Hamburg - If possible, Stefan Kießling would have hugged everybody. His teammates, all the rest of the club staff, even the assembled representatives of the press got the high-five treatment from the Bayer Leverkusen frontman amidst the celebrations in the wake of the 1-0 win at Hamburger SV on Matchday 34.

Kießling's last-gasp match-winning strike had just secured him the Bundesliga top-scorer's cannon for 2012/13, one goal ahead of Borussia Dortmund's Robert Lewandowski. He is only the second Bayer player to win the coveted award after Ulf Kirsten, who pulled off the feat three times, but the freshly-crowned winner's 25-goal tally does take him ahead of his legendary predecessor as the club's one-season record holder.

On the up at Nuremberg


"The cannon's going into the children's room," Kießling grinned after taking reception of a trophy that has been a long time coming. Indeed, the rangy 29-year-old striker only missed out on a share of it on the final matchday back in 2009/10, when VfL Wolfsburg's Edin Dzeko grabbed his own 22nd of the campaign to edge 'Kieß' into second place.

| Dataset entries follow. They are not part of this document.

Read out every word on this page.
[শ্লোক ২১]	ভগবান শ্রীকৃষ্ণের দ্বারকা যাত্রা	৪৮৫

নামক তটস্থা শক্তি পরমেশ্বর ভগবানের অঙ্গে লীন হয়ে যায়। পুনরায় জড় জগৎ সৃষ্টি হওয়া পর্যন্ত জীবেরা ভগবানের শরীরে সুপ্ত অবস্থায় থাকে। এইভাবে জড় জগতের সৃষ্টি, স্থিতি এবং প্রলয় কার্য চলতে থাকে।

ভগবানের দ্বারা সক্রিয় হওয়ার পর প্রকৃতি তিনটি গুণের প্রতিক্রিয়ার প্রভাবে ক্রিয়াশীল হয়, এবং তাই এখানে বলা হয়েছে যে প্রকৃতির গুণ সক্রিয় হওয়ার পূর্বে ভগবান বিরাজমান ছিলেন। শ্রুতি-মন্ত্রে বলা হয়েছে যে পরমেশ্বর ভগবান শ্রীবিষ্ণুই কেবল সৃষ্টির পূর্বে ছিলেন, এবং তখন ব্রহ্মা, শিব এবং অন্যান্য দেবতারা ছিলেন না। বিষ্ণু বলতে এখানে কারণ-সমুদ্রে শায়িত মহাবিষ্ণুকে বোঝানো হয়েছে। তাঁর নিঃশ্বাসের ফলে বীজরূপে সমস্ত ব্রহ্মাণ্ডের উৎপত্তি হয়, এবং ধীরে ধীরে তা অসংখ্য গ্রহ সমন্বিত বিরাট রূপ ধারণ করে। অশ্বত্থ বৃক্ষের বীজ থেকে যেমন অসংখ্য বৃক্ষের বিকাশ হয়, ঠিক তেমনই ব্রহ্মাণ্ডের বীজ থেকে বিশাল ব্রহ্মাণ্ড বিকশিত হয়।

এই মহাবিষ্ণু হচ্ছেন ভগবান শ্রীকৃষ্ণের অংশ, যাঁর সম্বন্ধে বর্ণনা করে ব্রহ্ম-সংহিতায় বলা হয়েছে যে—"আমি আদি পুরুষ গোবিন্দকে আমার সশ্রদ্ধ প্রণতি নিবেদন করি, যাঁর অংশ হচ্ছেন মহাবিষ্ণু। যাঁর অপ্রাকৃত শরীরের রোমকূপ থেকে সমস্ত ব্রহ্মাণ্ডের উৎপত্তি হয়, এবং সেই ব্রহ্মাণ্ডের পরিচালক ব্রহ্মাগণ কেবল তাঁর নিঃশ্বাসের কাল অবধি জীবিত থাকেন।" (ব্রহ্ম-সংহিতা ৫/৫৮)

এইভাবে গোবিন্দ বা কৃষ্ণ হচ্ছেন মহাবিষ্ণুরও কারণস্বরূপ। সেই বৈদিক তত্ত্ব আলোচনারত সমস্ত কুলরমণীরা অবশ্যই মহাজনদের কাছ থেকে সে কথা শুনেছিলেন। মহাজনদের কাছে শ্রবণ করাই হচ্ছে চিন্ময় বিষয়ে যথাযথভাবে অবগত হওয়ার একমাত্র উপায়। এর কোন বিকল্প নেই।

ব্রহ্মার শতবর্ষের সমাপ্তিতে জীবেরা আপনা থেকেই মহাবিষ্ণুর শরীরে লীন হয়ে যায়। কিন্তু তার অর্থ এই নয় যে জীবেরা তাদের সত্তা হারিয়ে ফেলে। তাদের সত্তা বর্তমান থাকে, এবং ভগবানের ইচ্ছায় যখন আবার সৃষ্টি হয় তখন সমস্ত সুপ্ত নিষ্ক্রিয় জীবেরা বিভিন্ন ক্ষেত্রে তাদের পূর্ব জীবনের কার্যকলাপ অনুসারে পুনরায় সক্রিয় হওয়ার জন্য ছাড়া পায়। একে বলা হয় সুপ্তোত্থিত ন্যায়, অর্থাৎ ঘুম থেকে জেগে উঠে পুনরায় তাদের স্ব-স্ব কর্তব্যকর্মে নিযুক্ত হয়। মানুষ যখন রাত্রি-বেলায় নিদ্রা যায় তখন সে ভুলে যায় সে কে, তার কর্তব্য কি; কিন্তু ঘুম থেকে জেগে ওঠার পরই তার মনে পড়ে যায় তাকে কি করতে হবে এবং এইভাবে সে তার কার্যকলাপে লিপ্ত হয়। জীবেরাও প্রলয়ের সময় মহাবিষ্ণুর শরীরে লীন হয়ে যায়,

Born in the small town of Lichtenfels in Upper Franconia, Kießling's first posting as a professional was with regional heavyweights 1. FC Nuremberg. He made his Bundesliga debut in April 2003, coming off the bench at the very stadium in Hamburg where he would win the cannon a decade later. After der Club were relegated to the Bundesliga 2, he gradually established himself in the first team, helping Nuremberg bounce back to the top flight at the first attempt. A ten-goal haul in 2005-06 was enough to convince Michael Skibbe, Leverkusen's coach at the time, to bring him on board at Bayer.

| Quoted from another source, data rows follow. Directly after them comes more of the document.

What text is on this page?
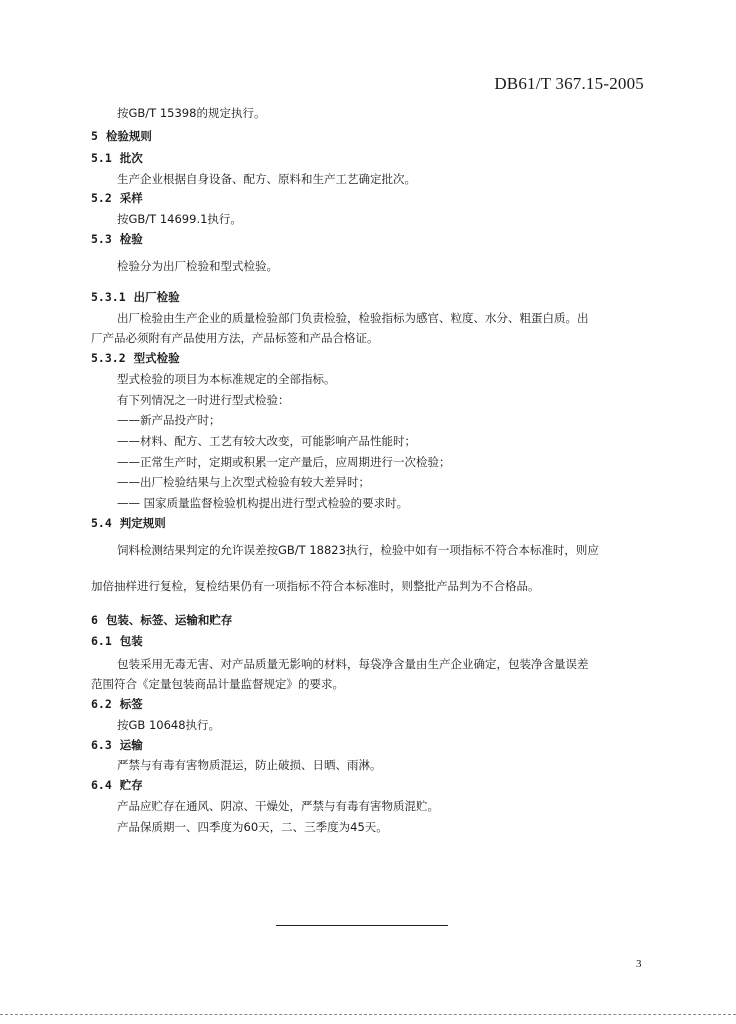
DB61/T 367.15-2005
按GB/T 15398的规定执行。
5 检验规则
5.1 批次
生产企业根据自身设备、配方、原料和生产工艺确定批次。
5.2 采样
按GB/T 14699.1执行。
5.3 检验
检验分为出厂检验和型式检验。
5.3.1 出厂检验
出厂检验由生产企业的质量检验部门负责检验，检验指标为感官、粒度、水分、粗蛋白质。出
厂产品必须附有产品使用方法，产品标签和产品合格证。
5.3.2 型式检验
型式检验的项目为本标准规定的全部指标。
有下列情况之一时进行型式检验：
——新产品投产时；
——材料、配方、工艺有较大改变，可能影响产品性能时；
——正常生产时，定期或积累一定产量后，应周期进行一次检验；
——出厂检验结果与上次型式检验有较大差异时；
—— 国家质量监督检验机构提出进行型式检验的要求时。
5.4 判定规则
饲料检测结果判定的允许误差按GB/T 18823执行，检验中如有一项指标不符合本标准时，则应
加倍抽样进行复检，复检结果仍有一项指标不符合本标准时，则整批产品判为不合格品。
6 包装、标签、运输和贮存
6.1 包装
包装采用无毒无害、对产品质量无影响的材料，每袋净含量由生产企业确定，包装净含量误差
范围符合《定量包装商品计量监督规定》的要求。
6.2 标签
按GB 10648执行。
6.3 运输
严禁与有毒有害物质混运，防止破损、日晒、雨淋。
6.4 贮存
产品应贮存在通风、阴凉、干燥处，严禁与有毒有害物质混贮。
产品保质期一、四季度为60天，二、三季度为45天。
3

"Best decision I've ever made"


"Moving to Leverkusen wasn't an easy decision, because I really enjoyed it at Nuremberg. But to be honest, it's the best decision I ever made," Kießling reflected later. Seven seasons down the line, he has 98 goals on his Bundesliga account for Bayer, an excellent return from 220 appearances. The fact that he has only turned out six times for Germany over the same period is an ongoing bone of contention within the country's football community.

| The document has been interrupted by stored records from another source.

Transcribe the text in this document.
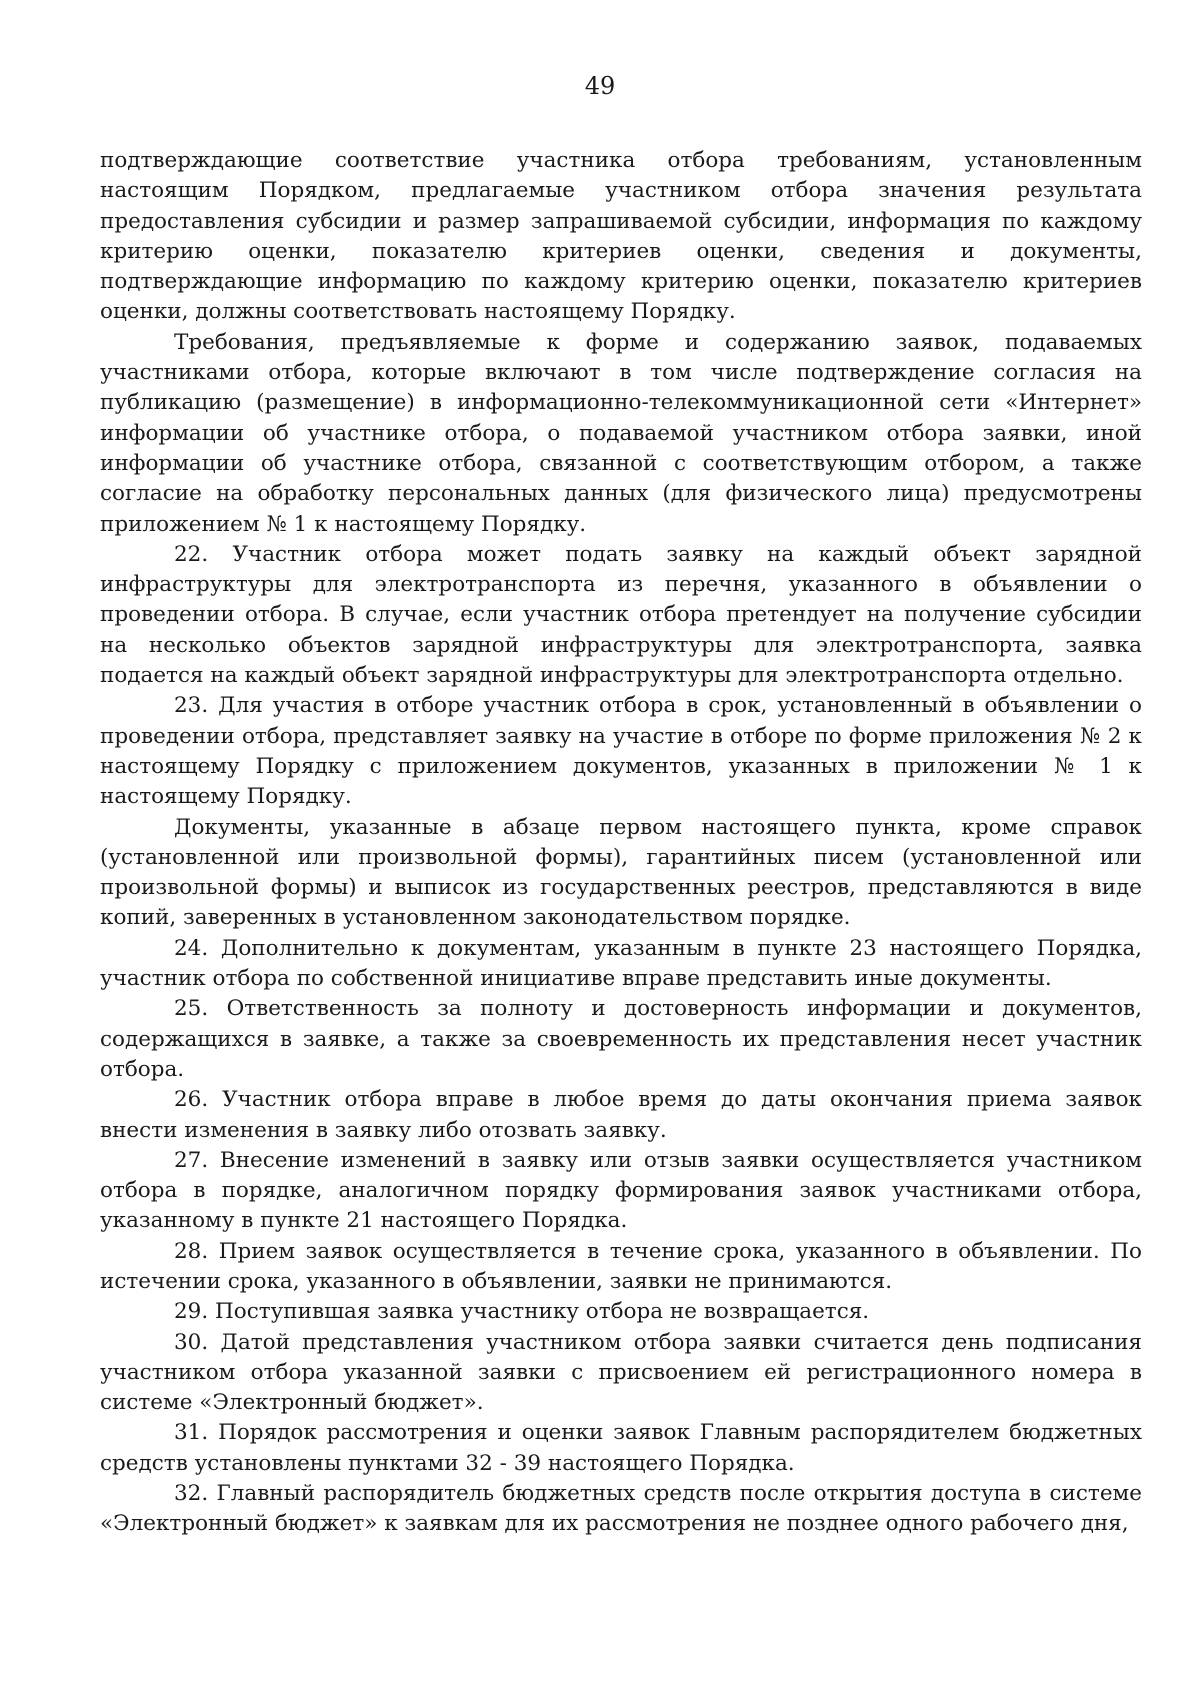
49

подтверждающие соответствие участника отбора требованиям, установленным настоящим Порядком, предлагаемые участником отбора значения результата предоставления субсидии и размер запрашиваемой субсидии, информация по каждому критерию оценки, показателю критериев оценки, сведения и документы, подтверждающие информацию по каждому критерию оценки, показателю критериев оценки, должны соответствовать настоящему Порядку.

Требования, предъявляемые к форме и содержанию заявок, подаваемых участниками отбора, которые включают в том числе подтверждение согласия на публикацию (размещение) в информационно-телекоммуникационной сети «Интернет» информации об участнике отбора, о подаваемой участником отбора заявки, иной информации об участнике отбора, связанной с соответствующим отбором, а также согласие на обработку персональных данных (для физического лица) предусмотрены приложением № 1 к настоящему Порядку.

22. Участник отбора может подать заявку на каждый объект зарядной инфраструктуры для электротранспорта из перечня, указанного в объявлении о проведении отбора. В случае, если участник отбора претендует на получение субсидии на несколько объектов зарядной инфраструктуры для электротранспорта, заявка подается на каждый объект зарядной инфраструктуры для электротранспорта отдельно.

23. Для участия в отборе участник отбора в срок, установленный в объявлении о проведении отбора, представляет заявку на участие в отборе по форме приложения № 2 к настоящему Порядку с приложением документов, указанных в приложении № 1 к настоящему Порядку.

Документы, указанные в абзаце первом настоящего пункта, кроме справок (установленной или произвольной формы), гарантийных писем (установленной или произвольной формы) и выписок из государственных реестров, представляются в виде копий, заверенных в установленном законодательством порядке.

24. Дополнительно к документам, указанным в пункте 23 настоящего Порядка, участник отбора по собственной инициативе вправе представить иные документы.

25. Ответственность за полноту и достоверность информации и документов, содержащихся в заявке, а также за своевременность их представления несет участник отбора.

26. Участник отбора вправе в любое время до даты окончания приема заявок внести изменения в заявку либо отозвать заявку.

27. Внесение изменений в заявку или отзыв заявки осуществляется участником отбора в порядке, аналогичном порядку формирования заявок участниками отбора, указанному в пункте 21 настоящего Порядка.

28. Прием заявок осуществляется в течение срока, указанного в объявлении. По истечении срока, указанного в объявлении, заявки не принимаются.

29. Поступившая заявка участнику отбора не возвращается.

30. Датой представления участником отбора заявки считается день подписания участником отбора указанной заявки с присвоением ей регистрационного номера в системе «Электронный бюджет».

31. Порядок рассмотрения и оценки заявок Главным распорядителем бюджетных средств установлены пунктами 32 - 39 настоящего Порядка.

32. Главный распорядитель бюджетных средств после открытия доступа в системе «Электронный бюджет» к заявкам для их рассмотрения не позднее одного рабочего дня,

"The competition's never been as fierce in the past 50 years. We have an incredible number of good forwards at the moment. But the World Cup finals are still a year away - and should anything happen the national team coach knows he can find a top-drawer striker in Leverkusen," says Bayer sporting director Rudi Völler, himself a man who knows a thing or two about putting the ball in the back of the net, having scored 47 goals in 90 games for die Nationalmannschaft.

Simple recipe for success


Not that Kießling's qualities are by any means confined to the penalty box. Another reason for his popularity in the team is his sterling defensive work. "He's the complete forward. He really puts in the legwork and he's really helped us qualify for the Champions League," Bayer's Spanish right back Daniel Carvajal told bundesliga.com. True to form, Kießling is all too happy to return the compliment. "The way everyone else celebrated winning this trophy along with me made it really special. It's not just mine, it belongs to the whole team."

Recipes for Success is the title of a cookbook Kießling released in 2012, first privately and then through a publisher. As far as his own sporting achievements go, however, the hobby chef has a simple formula: "You start afresh every time. When the pre-season preparations get underway, I have to prove myself all over again. But anyone who knows me knows that I'll do anything to help my team be successful."